You've also worked for Zondervan. What were your responsibilities there?
Royden: I essentially contracted for Zondervan creating children's books and comics for their market. I did it alongside my day job in games. I was essentially writing and drawing stories.
Do you find it difficult switching between your various roles?
Royden: Absolutely. I was working 40 to 50 hours a week in games and then going home to work on my books. I've experimented with several schedules but I'm usually getting up early before work and doing some drawing. Games is really rewarding in that I'm working with other amazing artists all day long, collaborating and growing. Writing and drawing from my office at home is more solitary. Both experiences are rewarding.
As if that wasn't enough, you're also a comic book writer and illustrator. We'll get to Rust shortly, but tell us about your other titles. Have you always drawn comics? Is it common to find animators who do both?
Royden: I have always been interested in both comics and children's books, and I've pursued both at one time or another. My first venture into comics, and my first published book, was David. It was the story of David, the shepherd boy who penned the Psalms. It was a story I've always loved and I've never seen it retold very well. I find that most artists are pursuing something other then their actual vocation. Some animators are going home to paint on canvas. Some are going home to dabble in new mediums like iOS or Android entertainment. Others go home and draw comics.

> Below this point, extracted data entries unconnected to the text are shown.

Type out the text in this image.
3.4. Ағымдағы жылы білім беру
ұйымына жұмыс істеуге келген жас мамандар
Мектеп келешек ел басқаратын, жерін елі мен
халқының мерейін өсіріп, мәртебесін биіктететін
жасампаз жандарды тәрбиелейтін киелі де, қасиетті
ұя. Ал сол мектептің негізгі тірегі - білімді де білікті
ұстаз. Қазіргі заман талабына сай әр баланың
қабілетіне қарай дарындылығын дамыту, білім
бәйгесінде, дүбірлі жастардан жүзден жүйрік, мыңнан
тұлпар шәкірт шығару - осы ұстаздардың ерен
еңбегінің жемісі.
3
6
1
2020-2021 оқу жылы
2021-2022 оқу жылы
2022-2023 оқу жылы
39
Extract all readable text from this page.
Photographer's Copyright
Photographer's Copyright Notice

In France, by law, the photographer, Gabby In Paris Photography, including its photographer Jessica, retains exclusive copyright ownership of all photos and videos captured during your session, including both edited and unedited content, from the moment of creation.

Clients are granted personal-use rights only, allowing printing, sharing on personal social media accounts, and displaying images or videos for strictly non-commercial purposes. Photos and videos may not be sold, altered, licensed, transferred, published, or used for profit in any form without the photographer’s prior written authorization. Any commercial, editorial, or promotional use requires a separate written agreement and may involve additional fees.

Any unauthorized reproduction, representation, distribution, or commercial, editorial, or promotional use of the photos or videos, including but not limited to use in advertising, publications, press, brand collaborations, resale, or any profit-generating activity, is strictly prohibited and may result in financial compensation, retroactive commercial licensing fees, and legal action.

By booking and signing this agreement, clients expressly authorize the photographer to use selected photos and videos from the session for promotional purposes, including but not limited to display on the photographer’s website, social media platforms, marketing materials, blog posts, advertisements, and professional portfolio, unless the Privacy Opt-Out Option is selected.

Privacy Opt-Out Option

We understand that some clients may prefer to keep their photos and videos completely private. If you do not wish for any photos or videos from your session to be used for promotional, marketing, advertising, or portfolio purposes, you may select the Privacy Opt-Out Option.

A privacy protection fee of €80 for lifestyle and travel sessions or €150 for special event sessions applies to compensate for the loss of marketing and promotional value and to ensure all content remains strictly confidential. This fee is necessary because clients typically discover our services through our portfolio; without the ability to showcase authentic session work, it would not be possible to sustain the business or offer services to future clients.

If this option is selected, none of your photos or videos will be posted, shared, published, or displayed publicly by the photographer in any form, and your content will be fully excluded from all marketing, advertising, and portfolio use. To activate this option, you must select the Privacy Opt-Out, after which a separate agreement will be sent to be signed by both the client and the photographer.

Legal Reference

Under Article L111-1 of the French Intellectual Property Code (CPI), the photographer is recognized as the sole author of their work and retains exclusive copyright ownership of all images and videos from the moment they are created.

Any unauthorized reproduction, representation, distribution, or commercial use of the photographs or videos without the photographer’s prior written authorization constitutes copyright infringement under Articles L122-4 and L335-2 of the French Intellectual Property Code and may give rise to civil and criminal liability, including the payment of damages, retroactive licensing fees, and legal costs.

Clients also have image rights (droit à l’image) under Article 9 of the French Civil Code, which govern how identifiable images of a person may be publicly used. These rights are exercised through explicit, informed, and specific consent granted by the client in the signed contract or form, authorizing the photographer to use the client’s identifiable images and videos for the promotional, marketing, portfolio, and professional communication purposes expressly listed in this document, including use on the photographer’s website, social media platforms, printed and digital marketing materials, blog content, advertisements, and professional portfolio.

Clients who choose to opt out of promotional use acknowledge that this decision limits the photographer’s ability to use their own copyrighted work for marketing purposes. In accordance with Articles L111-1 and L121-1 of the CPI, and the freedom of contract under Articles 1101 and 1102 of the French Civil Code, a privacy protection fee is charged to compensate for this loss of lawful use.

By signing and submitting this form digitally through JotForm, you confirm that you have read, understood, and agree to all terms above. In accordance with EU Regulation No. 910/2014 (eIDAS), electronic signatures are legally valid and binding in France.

Rust: Visitor in the Field is the first volume of your new series, set in a time just after a war you probably won't find in history books - and with what sound like steampunk elements. What were your inspirations for this world? And the story?
Royden: My inspiration for the world definitely came from my childhood; I grew up on the Canadian Prairies. I use to walk through the wheat fields with my Dad, and he'd pull wheat kernels off the stalks and teach me how to make chewing gum out of it. I love science fiction, robots, jet packs. I just mashed it up and tried to envision a story that would grab my attention.
The big news coming out of San Diego Comic-Con was that Fox has optioned the book for a movie. While movies based on comics have become commonplace now, was this something you even considered while creating it? Have you considered turning your other work into animated projects? (Rust will be live-action.)
Royden: Every creator sees film as the holy grail of entertainment and storytelling. I'm no different and I surely imagined a movie based on the book, but I never actually thought it would happen. It's overwhelming and exciting. I'm not thinking so much about past projects right now as much as I am about Rust. Rust still has a lot of work and a story to be told.
How did VFS prepare you for such a varied career?
Royden: None of this would have been possible without my education at VFS. I'm not kidding in the least. I think about my education there often and how I lucky I was to choose that program with the instructors I had.